# Chicken sandwich supreme



## thier1754 (Jun 4, 2004)

I put together a yummy sandwich tonight.  I split long sandwich rolls and spread with mayonnaise (safflower).  Topped one half of each with sliced jack cheese.  Put in the toaster oven to broil cheese and mayo and warm the buns.  Meanwhile, I'd fried three pieces of lean bacon for each sandwich, sliced some ripe tomatoes and salt and peppered them, and grilled three chicken tenders for each sandwich (marinated for an hour in Yoshida's sauce, some Worchestershire I had left over and some good balsamic vinegar and fresh ground pepper).  Mashed some ripe avocado and shredded some lettuce (romaine) and layered the whole thing together with the tomato and lettuce in the top layer.  Awesome.  It's a meal in a sandwich...I barely made it through mine, but I did it!


----------



## kitchenelf (Jun 4, 2004)

Hey, next time you have trouble eating the "whole thing" let me know!!!  I can help.  Boy, does that sandwich sound awesome!  Thanks for the recipe.


----------



## thier1754 (Jun 4, 2004)

Well, as a matter of fact, I have some leftovers from lunch today, and since you seem so hungry, I'm slipping them in the mail for you.  Brussells sprout and limburger cheese tart with a cayenne and maple syrup salsa and just dusted lightly with those yummy colored sprinkles I always enjoy so much at Christmas time.  It was hot when I put it in the box with the styrofoam pellets (no need to wrap -- it was quite firm to the touch) and it should still be quite fresh in a week or two when it arrives (I sent it parcel post, as I couldn't afford anything faster), and it's just addressed to "Elf". If by an odd chance it doesn't reach you, I know the post office employees will enjoy a taste.  

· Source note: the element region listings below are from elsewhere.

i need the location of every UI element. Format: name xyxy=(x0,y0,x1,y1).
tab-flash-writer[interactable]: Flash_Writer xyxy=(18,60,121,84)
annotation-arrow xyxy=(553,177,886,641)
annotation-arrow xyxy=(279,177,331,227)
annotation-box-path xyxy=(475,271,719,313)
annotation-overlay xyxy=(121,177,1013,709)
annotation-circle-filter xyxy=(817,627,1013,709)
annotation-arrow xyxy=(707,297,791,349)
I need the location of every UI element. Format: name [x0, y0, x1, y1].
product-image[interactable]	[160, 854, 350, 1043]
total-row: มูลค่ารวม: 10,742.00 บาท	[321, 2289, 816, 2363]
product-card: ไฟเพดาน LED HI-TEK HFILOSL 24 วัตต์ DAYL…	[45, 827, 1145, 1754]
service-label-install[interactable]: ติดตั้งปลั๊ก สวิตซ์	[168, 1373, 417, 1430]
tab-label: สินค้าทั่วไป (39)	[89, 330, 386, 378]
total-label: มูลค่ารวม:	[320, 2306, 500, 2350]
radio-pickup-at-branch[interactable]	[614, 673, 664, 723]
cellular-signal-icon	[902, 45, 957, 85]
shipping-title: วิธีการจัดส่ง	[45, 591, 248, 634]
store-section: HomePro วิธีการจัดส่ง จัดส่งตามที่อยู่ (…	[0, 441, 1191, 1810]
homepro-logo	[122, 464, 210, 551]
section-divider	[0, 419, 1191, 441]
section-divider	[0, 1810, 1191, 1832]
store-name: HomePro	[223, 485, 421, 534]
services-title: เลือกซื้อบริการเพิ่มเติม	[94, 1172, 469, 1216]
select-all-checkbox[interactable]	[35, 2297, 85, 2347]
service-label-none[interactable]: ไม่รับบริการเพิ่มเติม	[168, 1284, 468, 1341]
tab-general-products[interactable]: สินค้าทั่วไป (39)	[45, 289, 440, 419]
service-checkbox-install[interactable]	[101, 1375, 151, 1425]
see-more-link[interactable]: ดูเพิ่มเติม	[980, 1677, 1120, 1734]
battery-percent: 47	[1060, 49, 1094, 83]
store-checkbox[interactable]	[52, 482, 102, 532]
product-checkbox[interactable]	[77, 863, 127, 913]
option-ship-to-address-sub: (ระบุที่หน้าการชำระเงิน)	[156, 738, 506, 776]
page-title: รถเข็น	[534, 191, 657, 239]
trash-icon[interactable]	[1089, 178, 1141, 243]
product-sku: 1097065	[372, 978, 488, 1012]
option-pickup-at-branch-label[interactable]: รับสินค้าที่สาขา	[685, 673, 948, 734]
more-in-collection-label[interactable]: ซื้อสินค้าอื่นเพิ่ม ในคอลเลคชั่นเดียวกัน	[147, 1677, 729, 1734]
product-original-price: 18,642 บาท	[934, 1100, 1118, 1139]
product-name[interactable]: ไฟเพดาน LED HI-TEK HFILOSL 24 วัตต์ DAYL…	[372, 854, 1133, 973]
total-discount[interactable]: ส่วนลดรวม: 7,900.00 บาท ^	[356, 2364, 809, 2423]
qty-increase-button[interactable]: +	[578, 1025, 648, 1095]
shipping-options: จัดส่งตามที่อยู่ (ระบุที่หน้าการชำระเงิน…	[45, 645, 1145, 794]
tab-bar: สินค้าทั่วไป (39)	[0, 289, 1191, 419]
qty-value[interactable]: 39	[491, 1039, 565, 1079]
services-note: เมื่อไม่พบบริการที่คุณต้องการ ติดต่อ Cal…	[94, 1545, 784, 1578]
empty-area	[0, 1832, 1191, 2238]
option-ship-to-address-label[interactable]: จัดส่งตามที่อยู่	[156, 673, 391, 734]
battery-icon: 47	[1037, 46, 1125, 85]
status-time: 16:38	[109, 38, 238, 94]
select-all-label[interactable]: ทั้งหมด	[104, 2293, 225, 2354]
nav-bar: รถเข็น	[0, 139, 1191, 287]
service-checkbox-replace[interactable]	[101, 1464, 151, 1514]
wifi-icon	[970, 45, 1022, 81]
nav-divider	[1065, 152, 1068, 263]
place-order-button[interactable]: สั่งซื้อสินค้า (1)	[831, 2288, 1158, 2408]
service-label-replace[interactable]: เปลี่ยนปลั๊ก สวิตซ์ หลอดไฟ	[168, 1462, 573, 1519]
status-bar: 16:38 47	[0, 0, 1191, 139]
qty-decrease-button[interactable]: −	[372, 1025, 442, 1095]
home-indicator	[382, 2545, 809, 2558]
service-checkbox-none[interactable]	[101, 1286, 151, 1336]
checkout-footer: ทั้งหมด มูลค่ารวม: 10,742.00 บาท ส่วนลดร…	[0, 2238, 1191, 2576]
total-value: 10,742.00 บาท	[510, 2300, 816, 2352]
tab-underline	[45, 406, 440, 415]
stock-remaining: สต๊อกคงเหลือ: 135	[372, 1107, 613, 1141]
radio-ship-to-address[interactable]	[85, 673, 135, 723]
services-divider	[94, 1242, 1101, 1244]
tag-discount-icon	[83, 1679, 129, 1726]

Do let me know when it arrives and if you've decided to place it in the favorite recipe area of the site.  Cheers!


----------



## Barbara L (Jun 4, 2004)

LOL  I'm trying now to get the image of that limburger sitting around on a hot loading dock out of my head!  Of course, since it was just addressed to Elf, maybe they sent it to the North Pole and the cold will keep the smell down!

 Barbara


----------



## kitchenelf (Jun 4, 2004)

ROFL thier!!!!!!  You need to change that rose avitar to a devil avatar!!!! LOL   :twisted: 

YOU made me laugh!!!!!


----------



## thier1754 (Jun 4, 2004)

:twisted:


----------